Markets remain firmly entrenched in the COVID-19 panic that is forcing widespread disruptions to how people go about their business, while slowing economic wheels.
Live Cattle futures showed signs of life Monday, with surging wholesale beef values, but sank hard again, as did Feeder Cattle.
Live Cattle futures closed an average of $3.73 lower.
Feeder Cattle futures closed an average of $4.47 lower, limit-down in all but one contract.
Wholesale beef values rocketed higher Monday, with heavy offerings, as retailers replenished supplies windrowed by consumers stocking up. There was also likely some defensive buying against potential challenges in the supply chain.
Choice boxed beef cutout value was $16.22 higher Monday afternoon at $224.36/cwt. Select was $14.73 higher at $216.71.
Corn futures closed 11¢ and 10¢ lower in the front two contracts and then mostly 4¢ to 6¢ lower.
Soybean futures closed 18¢ to 27¢ lower through Jly ’21 and then mostly 14¢ to 16¢ lower.
Major U.S. financial indices on Monday gave back everything recovered in the previous session, despite aggressive action by the Fed over the weekend and the economic support previously announced by the White House.
West Texas Intermediate Crude Oil futures on the CME closed $2.76 to $3.03 lower through the front six contracts, down to $28.70 in spot Apr.
The Dow Jones Industrial Average closed 2,997 points lower. The S&P 500 closed 324 points lower. The NASDAQ was down 970 points.
“The cattle and beef industry, along with the rest of the U.S. and global economy is in uncharted waters with the coronavirus pandemic. There are many unknowns about the timing, severity and aftermath of the disease,” says Derrell Peel, Extension livestock marketing specialist at Oklahoma State University, in his weekly market comments. “For the beef industry, there are longer term questions about overall impact on domestic and international beef demand, with questions about a U.S. and global recession looming large. In the short run, the actions needed to manage the epidemiology of COVID-19 is having significant impacts on beef supply chains.”
Peel explains beef products flow through three primary market channels: retail (grocery), food service and exports; each using separate supply chains. Domestically, based on USDA data, he says food at home, which approximately matches retail grocery, represents about 46% of total food expenditures in the U.S. Food away from home represents about 54% of total food expenditures.
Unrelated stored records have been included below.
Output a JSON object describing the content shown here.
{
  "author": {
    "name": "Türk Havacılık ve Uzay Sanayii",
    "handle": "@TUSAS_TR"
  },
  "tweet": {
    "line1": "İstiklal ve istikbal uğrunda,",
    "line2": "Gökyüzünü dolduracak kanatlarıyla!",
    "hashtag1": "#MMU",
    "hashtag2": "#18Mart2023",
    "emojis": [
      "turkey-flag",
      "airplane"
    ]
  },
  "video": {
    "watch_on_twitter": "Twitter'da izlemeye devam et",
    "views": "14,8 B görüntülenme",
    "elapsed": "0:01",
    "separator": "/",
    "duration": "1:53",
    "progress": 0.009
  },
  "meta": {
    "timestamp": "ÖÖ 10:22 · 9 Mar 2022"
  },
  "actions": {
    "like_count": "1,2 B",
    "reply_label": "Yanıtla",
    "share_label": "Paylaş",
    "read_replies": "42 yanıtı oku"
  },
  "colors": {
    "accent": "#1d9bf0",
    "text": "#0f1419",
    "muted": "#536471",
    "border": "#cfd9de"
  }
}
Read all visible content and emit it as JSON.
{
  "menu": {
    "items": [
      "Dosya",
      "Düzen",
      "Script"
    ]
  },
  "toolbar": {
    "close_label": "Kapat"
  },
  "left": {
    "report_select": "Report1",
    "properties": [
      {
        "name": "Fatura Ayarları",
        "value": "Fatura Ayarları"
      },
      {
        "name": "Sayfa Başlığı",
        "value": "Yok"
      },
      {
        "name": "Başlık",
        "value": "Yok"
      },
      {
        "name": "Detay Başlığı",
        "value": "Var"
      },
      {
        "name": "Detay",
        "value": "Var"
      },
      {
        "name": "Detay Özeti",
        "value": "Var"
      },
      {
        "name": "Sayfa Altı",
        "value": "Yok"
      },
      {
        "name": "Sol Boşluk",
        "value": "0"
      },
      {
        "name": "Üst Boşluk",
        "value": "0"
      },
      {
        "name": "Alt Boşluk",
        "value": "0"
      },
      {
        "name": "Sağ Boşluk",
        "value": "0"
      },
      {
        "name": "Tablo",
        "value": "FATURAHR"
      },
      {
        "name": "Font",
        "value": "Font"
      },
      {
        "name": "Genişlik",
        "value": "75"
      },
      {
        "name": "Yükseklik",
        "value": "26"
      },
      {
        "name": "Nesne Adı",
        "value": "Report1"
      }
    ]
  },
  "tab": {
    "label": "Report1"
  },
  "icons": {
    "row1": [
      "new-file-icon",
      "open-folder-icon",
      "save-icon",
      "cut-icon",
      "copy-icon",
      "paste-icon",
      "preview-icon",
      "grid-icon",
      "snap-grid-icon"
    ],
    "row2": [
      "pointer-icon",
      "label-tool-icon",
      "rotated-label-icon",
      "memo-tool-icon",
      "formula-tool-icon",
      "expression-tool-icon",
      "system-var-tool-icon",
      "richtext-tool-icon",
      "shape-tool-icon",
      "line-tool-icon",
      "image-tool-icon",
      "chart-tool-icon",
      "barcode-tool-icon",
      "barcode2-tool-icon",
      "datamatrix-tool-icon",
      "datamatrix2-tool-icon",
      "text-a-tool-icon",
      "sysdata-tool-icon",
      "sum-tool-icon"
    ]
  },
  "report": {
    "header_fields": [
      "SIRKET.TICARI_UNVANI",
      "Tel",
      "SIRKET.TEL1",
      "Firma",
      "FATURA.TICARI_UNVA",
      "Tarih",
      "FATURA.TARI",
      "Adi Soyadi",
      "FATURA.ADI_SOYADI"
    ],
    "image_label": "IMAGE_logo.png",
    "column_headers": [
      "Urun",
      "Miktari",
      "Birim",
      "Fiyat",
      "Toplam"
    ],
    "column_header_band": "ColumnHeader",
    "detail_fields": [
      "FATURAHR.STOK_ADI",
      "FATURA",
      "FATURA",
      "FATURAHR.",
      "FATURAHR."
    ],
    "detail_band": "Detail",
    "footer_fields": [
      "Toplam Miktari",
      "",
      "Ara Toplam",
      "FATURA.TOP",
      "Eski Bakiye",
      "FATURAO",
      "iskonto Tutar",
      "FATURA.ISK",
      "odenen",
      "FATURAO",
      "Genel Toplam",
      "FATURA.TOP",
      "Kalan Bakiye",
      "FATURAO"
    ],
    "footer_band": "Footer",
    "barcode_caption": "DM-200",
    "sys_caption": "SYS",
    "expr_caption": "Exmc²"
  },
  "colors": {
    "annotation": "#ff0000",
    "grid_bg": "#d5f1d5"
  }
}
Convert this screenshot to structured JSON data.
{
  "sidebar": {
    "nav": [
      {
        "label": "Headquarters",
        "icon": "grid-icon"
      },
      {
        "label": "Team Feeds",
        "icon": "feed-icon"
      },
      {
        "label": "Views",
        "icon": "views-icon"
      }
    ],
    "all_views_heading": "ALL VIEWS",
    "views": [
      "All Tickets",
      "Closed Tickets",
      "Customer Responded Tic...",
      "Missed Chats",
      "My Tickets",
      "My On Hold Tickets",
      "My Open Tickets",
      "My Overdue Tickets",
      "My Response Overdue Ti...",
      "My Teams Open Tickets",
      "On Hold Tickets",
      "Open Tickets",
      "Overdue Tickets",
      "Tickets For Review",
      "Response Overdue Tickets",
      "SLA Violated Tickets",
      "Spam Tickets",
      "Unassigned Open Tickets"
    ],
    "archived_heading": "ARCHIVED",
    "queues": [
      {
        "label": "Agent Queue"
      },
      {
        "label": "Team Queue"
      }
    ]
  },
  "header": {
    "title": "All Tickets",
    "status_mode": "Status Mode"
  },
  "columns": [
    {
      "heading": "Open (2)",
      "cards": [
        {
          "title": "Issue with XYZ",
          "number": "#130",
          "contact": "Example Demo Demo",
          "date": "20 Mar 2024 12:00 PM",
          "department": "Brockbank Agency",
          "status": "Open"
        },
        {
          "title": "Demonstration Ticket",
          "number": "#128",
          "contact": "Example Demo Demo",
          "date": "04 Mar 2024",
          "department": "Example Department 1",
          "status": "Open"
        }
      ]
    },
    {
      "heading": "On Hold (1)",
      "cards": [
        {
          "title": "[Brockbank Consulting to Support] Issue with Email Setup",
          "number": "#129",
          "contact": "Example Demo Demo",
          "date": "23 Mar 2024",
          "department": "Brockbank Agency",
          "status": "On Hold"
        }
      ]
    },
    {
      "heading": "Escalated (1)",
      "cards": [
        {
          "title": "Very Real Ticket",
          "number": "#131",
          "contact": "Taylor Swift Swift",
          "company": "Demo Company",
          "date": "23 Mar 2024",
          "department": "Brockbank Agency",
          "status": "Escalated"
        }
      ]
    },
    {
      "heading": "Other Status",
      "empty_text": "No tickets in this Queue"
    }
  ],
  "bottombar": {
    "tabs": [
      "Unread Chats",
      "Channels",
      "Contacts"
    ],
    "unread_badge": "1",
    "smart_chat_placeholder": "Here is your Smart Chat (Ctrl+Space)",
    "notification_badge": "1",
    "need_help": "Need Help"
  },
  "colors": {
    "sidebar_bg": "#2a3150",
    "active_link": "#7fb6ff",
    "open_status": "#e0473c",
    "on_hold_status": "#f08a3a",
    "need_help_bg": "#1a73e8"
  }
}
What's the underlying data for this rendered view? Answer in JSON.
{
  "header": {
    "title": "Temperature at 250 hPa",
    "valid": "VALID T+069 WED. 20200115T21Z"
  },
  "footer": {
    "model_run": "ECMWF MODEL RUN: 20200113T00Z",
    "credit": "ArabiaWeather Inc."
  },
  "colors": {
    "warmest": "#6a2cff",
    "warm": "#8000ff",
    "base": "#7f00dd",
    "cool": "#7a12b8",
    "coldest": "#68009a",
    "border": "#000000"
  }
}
“The immediate response to COVID-19 is to limit travel, gatherings and public activities. Reduced travel, fewer restaurant visits and school closures all impact the HRI sector (hotels, restaurants, institutions),” Peel explains. “This implies a dramatic shift of food from the food service (HRI) sector into retail grocery sales. This represents huge demands on grocery store sales and the logistics of supplying retail stores. For beef, there is immediate demand for more processing, packaging and shipping of beef for retail sale and less processing and shipping of meat through food service distribution channels.”
Moreover, Peel notes each marketing channel utilizes a different mix of beef products.
“There will be a variety of impacts on markets for specific beef products,” Peel explains. “For example, increased demand for ground beef has resulted in local shortages of product at grocery stores, while reduced restaurant demand may result in weaker middle meat sales. We can expect significant disruptions and stress on beef supply chains given the consumption changes associated with requirements to control COVID-19.”
Should the labor forces of beef packing, processing, or shipping be directly impacted by COVID-19, Peel says supply chain disruptions could be more significant.